Part of that enabling involved expanding Medicaid qualifications in participating states to include single young women whose incomes registered at or below 138 percent of the federal poverty line. Now, the roughly 40 million women on Medicaid—who, again, are disproportionately women of color—make up 53 percent of patients in the program, according to a report from the Center on Budget and Policy Priorities. Medicaid also happens to pay for 75 percent of all government-funded family planning services: contraception, testing for sexually transmitted infections (including HIV), pap smears, and sexual health counseling.
We know that access to contraception keeps unintended pregnancy rates low: Obstructing that access means more women—particularly low-income women—will become mothers. There, too, the Republican tax plan gouges them. As the National Women’s Law Center (NWLC) points out, the bill cuts personal and dependent deductions, and while it does double the child tax credit—from $1,000 to $2,000—that increase won’t help low-income parents, because the credit is no longer fully refundable. By the NWLC’s reckoning, someone who makes an annual $14,500 can now hope to receive a $75 credit for their child, but the situation will be quite different for wealthier parents. As certified public accountant Tony Nitti explained in a Forbes op-ed, the plan extends Child Tax Credit (CTC) eligibility to single people making $250,000 per year, substantially higher than the old $75,000 earning cap. People in this much higher income bracket will see returns from the CTC, along with lower tax rates over time.

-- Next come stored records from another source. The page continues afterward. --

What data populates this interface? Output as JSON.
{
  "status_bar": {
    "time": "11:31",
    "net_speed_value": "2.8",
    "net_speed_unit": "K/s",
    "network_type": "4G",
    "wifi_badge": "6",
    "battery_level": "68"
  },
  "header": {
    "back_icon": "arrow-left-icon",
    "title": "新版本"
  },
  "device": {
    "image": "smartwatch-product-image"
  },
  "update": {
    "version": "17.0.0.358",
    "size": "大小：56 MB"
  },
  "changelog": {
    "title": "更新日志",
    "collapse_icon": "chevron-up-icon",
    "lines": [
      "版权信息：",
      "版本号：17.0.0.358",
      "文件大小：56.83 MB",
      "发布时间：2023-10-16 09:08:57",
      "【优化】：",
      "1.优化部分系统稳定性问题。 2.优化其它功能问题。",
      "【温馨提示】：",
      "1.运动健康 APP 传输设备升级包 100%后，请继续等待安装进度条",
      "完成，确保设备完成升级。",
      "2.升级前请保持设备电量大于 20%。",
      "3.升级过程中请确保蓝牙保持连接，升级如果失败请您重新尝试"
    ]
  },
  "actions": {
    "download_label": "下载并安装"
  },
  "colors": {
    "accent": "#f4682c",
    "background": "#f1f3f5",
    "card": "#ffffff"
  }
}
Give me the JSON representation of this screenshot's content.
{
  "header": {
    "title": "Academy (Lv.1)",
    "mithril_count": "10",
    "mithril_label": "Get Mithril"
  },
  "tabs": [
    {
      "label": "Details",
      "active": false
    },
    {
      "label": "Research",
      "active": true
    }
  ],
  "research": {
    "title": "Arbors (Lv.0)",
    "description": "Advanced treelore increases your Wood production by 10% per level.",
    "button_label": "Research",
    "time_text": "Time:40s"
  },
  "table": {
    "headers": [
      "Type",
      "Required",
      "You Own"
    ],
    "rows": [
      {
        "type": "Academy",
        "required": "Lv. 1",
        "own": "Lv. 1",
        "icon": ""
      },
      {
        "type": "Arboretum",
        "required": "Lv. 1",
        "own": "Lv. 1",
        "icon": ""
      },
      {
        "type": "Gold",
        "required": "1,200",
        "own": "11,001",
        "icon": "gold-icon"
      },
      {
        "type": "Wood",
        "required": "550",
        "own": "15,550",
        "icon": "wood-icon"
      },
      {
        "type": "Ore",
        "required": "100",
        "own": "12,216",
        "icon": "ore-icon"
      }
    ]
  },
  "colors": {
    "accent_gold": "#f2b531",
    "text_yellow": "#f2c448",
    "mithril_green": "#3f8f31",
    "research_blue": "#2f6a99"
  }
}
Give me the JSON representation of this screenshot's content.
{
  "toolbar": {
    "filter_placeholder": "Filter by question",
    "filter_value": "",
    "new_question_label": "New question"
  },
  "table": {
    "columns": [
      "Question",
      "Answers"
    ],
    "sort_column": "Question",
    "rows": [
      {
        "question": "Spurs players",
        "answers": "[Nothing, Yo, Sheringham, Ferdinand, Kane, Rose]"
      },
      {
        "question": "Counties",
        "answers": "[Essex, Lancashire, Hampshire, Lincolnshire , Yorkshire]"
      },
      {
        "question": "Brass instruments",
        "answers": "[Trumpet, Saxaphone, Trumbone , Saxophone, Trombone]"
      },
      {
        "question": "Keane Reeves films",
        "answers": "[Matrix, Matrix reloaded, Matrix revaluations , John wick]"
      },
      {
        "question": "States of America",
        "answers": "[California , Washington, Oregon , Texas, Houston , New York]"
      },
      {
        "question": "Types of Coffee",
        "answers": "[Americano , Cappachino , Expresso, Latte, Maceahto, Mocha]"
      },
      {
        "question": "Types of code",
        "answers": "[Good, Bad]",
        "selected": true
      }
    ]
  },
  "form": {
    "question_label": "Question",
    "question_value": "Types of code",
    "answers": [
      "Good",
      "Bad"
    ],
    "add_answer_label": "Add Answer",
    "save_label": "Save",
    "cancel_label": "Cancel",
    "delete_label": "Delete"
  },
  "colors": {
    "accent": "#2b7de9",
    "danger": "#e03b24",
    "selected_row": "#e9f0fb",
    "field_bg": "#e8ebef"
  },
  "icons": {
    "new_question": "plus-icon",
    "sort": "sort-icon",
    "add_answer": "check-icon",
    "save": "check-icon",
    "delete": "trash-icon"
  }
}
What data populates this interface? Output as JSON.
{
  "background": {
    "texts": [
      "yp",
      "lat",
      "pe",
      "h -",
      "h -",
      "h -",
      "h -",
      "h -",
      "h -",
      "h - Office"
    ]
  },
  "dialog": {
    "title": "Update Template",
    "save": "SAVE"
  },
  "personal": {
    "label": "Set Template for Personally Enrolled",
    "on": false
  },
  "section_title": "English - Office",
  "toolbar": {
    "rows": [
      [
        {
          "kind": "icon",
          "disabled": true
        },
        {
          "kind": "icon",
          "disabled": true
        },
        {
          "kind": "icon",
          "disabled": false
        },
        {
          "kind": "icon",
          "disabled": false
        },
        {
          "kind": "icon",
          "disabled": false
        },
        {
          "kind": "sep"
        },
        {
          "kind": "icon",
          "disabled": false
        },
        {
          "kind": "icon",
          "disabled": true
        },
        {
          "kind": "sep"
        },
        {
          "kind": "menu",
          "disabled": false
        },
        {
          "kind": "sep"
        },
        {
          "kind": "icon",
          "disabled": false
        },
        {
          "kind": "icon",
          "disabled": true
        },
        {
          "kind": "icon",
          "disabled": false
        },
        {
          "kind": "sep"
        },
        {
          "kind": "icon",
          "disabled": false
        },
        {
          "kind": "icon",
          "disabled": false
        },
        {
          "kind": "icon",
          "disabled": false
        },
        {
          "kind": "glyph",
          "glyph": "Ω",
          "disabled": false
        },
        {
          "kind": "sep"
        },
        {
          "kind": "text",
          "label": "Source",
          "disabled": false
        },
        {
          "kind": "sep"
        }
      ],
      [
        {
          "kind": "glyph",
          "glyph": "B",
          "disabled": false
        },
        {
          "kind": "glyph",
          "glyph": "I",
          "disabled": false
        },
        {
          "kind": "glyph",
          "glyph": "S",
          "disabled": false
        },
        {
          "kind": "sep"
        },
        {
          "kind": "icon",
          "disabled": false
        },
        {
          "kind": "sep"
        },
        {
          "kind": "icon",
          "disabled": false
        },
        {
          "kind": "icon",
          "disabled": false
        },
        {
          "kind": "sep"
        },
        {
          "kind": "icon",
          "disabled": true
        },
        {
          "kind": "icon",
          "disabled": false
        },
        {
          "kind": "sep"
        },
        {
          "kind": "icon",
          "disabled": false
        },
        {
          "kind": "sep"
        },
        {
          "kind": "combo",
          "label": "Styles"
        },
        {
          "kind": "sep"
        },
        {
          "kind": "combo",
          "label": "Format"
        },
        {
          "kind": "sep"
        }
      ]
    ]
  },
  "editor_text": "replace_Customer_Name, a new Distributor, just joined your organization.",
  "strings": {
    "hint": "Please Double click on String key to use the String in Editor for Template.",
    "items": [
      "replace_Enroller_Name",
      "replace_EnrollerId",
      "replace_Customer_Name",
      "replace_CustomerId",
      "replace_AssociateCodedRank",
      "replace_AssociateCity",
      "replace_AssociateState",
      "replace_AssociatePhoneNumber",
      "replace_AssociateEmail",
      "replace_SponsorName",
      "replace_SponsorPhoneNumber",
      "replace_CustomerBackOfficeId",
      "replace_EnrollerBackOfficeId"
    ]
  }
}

This latest legislative slap stings particularly because Republicans seem to really want women having babies, continually engineering policy that places basic reproductive healthcare out of reach, works to shutter abortion clinics, and winnows access to contraception—each and every time reserving the heaviest blow for low-income women and women of color. Even the tax bill takes a subtly anti-abortion tack: It includes language that allows prospective parents to set up untaxed college savings plans for “an unborn child,” which is to say, “a child in utero”—or another means of undermining national law, which clearly states that a fetus does not gain human rights until the third trimester of its stay in the womb.
After a year of large-scale losses, the party in power needed a win, and a tax overhaul represented their final chance—especially since, to the average voter, tax legislation seems like a much duller and complex issue than repealing Obamacare. Now, the Senate and House must reconcile their marginally different versions into a single plan to place before the president. It seems unrealistic to hope that they might take a moment to more thoroughly familiarize themselves with their indecipherably annotated 479-page document and prioritize the health and wealth of the country’s people at the expense of their sole legislative victory. But especially for Republican voters, the party’s consistent placement of political gains before actual people should be telling.
“As a doctor, I care about families and their healthcare, and this bill makes it harder for everyday people to stay healthy and raise a family,” Dr. Anne Davis, consulting medical director of Physicians for Reproductive Health, said in a statement. “My patients need Congress to stop playing politics with their health.”